Shared Task Data

The training, development and evaluation data sets that were used in the shared task are now publicly available for download in Lindat. The package also includes scripts used during the shared task by the organizing team, as well as the primary submissions (parsed data) of each participating team.

Training and Development Data

Within the .tar.gz package, the datasets are organized similarly to UD releases, that is, CoNLL-U files are in subfolders that represent treebanks rather than languages. Each folder contains the README and LICENSE files (all treebanks come with some type of open license but some of them are restricted for non-commercial use). Besides gold-standard CoNLL-U files, there are also raw text files; this is the form which the participating systems should expect as input. Some folders do not contain data because the corresponding UD treebank contains only test data and no training data. Participants can expect that data from such treebanks will be part of the evaluation; while they cannot use the actual data from those treebanks to train their systems, they may use the information from the README files (e.g. to learn what genres the treebank contains). There is always at least one other treebank for the same language that has training data.

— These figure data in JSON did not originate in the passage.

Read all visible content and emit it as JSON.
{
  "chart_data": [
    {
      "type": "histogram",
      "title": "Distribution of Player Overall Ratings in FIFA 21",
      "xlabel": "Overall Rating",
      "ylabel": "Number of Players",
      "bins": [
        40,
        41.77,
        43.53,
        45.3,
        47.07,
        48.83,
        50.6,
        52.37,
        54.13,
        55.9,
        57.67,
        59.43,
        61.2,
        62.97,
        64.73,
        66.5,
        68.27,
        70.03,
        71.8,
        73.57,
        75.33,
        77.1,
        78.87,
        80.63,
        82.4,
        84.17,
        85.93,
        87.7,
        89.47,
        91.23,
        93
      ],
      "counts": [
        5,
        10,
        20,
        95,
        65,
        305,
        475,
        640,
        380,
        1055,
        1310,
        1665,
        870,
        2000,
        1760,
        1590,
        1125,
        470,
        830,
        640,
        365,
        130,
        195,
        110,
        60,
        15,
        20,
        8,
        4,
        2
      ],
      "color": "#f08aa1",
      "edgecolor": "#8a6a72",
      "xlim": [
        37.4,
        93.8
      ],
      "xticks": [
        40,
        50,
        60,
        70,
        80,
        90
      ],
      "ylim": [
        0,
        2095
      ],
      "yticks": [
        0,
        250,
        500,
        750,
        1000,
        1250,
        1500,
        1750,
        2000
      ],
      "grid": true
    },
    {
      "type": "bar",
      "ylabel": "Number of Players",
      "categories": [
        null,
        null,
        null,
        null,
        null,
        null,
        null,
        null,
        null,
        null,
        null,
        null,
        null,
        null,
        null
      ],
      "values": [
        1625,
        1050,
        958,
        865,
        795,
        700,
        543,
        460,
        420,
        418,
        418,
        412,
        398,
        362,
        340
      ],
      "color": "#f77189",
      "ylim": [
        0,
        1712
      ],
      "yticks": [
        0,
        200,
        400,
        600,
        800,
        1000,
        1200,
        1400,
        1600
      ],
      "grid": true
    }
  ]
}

See the task description for more details on what data can be used in the shared task.

Change Log

  • 2020-03-21 16:12 UTC+1: Minor fix in UD_Estonian-EDT/et_edt-ud-train.txt
  • 2020-03-17 22:12 UTC+1: Updated Estonian data; fixed SpaceAfter=No issues in UD_Czech-PDT, UD_English-EWT, UD_Latvian-LVTB and UD_Swedish-Talbanken.
  • 2020-02-06 16:14 UTC+1: Updated UD_Russian-SynTagRus.
  • 2020-02-04 15:18 UTC+1: The first train-dev package prepared.